Databending Part 3—Glitching MP3s with Python

All posts in this series: Part 1, Part 2, Part 3, Part 4, Part 5

In the previous post in this series, I wrote about how to glitch up an MP3 file in a hex editor, while still leaving it playable. Since this process is incredibly slow and tedious to do by hand I mentioned wanting to automate this in Python. This week I've figured out how to do just that, and I'll walk through how it works.

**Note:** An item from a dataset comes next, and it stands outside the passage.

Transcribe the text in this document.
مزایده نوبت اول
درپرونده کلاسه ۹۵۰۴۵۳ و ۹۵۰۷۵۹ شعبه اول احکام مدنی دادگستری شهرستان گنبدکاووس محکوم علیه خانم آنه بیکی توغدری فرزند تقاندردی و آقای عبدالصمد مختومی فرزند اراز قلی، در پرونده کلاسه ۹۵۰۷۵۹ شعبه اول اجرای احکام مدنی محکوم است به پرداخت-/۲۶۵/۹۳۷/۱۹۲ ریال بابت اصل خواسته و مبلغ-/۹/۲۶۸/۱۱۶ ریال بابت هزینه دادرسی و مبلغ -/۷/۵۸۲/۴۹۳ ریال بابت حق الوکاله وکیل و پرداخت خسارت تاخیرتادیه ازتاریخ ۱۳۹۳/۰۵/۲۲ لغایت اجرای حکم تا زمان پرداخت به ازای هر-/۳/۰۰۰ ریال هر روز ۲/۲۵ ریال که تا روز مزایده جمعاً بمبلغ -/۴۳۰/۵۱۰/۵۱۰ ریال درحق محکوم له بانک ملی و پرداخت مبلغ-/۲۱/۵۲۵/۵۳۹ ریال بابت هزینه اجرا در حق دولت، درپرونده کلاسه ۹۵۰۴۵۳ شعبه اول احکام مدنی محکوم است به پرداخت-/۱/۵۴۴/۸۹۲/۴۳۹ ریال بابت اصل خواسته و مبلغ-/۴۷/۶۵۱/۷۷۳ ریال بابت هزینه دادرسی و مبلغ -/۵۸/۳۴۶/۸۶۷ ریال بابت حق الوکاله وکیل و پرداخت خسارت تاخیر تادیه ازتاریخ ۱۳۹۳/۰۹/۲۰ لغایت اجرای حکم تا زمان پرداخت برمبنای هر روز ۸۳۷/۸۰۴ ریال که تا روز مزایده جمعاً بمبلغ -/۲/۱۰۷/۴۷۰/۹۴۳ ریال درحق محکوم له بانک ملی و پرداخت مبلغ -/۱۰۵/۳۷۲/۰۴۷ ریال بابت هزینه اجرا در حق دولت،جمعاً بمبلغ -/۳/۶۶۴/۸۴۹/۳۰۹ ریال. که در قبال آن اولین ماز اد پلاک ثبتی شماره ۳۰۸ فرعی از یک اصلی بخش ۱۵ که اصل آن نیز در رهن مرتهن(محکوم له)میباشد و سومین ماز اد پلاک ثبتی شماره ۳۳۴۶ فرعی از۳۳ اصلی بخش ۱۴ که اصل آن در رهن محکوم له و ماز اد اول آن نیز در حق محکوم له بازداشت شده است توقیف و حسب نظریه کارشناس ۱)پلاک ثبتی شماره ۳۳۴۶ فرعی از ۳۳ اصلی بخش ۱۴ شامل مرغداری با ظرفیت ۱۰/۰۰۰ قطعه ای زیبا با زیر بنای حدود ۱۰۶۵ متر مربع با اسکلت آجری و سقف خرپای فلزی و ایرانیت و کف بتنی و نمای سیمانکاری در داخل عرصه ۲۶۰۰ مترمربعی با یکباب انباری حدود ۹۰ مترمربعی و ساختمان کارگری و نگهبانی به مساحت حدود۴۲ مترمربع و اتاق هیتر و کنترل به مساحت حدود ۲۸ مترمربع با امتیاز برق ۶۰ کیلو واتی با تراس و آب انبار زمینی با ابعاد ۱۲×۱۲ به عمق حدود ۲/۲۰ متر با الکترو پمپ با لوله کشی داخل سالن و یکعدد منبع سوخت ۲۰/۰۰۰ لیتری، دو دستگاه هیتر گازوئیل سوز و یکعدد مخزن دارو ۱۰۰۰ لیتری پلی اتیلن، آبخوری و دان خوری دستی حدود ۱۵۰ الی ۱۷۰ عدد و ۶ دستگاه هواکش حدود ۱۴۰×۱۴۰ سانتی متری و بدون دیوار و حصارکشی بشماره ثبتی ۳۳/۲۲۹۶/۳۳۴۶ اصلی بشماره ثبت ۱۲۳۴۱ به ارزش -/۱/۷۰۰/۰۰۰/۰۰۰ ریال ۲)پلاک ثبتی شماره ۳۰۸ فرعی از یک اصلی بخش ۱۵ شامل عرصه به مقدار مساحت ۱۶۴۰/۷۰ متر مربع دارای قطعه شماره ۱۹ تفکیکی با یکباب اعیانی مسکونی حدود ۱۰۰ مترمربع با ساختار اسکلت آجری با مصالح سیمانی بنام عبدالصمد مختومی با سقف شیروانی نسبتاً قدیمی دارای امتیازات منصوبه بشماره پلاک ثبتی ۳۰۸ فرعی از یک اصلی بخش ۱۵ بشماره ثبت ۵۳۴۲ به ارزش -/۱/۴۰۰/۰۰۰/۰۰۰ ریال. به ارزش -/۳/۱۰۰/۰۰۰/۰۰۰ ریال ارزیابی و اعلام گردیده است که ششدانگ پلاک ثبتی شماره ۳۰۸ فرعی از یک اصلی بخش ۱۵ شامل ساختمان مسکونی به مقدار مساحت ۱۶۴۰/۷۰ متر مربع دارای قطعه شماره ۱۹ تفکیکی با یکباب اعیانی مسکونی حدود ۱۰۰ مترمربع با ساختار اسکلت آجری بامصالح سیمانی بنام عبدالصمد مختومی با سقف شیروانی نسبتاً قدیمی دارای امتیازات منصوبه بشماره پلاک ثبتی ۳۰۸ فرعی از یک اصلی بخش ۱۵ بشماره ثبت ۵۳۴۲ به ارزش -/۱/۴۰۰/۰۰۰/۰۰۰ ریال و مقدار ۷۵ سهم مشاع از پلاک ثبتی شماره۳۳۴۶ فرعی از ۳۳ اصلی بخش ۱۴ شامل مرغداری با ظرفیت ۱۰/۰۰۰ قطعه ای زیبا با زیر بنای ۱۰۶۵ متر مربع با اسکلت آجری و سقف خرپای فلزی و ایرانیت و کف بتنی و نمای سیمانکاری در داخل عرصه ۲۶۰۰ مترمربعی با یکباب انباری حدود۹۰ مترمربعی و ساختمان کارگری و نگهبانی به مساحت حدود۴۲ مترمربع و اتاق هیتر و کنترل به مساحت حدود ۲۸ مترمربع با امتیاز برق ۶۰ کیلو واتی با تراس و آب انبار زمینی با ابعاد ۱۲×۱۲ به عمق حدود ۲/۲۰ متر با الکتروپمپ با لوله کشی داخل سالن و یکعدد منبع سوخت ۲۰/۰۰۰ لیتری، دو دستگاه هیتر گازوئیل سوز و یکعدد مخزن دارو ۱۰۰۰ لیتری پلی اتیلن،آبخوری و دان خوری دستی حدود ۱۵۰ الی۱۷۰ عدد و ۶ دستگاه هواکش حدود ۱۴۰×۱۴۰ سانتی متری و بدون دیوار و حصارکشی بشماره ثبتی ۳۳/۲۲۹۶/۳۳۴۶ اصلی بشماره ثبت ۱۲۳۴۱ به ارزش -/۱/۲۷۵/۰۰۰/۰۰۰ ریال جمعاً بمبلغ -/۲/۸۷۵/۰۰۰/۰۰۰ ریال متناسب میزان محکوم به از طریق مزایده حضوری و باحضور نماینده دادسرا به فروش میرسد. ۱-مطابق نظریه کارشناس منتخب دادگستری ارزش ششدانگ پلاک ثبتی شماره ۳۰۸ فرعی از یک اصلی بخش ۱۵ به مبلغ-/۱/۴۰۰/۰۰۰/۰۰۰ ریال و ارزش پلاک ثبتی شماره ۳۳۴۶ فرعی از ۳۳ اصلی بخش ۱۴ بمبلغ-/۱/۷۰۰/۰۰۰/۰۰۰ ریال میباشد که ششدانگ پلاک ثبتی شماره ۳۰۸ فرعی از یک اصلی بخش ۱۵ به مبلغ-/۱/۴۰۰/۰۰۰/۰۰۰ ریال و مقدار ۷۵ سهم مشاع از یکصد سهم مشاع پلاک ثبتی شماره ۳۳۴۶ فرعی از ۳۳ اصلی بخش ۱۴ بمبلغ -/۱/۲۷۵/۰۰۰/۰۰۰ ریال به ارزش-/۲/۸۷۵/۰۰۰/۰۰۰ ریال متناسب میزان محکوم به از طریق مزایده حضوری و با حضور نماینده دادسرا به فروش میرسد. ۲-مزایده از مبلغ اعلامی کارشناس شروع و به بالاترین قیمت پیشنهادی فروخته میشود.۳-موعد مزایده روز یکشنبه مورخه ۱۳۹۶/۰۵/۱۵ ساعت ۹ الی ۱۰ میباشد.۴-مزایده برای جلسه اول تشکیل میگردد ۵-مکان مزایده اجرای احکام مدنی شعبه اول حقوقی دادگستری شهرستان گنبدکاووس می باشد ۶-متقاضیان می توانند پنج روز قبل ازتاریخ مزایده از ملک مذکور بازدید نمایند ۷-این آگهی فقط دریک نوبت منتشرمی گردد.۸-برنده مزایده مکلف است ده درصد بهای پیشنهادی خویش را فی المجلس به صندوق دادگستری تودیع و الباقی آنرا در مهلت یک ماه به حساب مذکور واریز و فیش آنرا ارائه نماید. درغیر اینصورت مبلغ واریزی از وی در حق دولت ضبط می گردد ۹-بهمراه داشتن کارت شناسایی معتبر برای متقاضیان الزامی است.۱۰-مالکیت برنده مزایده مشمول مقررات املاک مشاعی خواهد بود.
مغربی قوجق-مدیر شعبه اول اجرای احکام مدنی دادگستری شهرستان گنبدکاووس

First, here are some sounds. The examples in the last post were incredibly short because of how difficult it is to do by hand, so here's a longer one. This is the source MP3:

And here's the glitched-up result:

I like it a lot! Now let's talk about the code.

Recap

I previously described how an MP3 chops an audio file into short “frames” and analyzes the frequencies present in those frames. The file is structured with a “header” consiting of 8 hexadecimal digits, some further information about the file, and then the list of frames, each prefixed by its own header.

When glitching the file, the important thing is to leave the headers as well as the data before the list of frames alone, and to only change the data in the frames. My Python code loads the file as binary data, converts it to a hexadecimal string, finds the headers, and then makes random changes to data within the frames, using the headers as a reference for where the frames are located. Let's walk through how the code does this.

Code Walkthrough

The full code is available online here under the MIT license—please feel free to use and adapt it!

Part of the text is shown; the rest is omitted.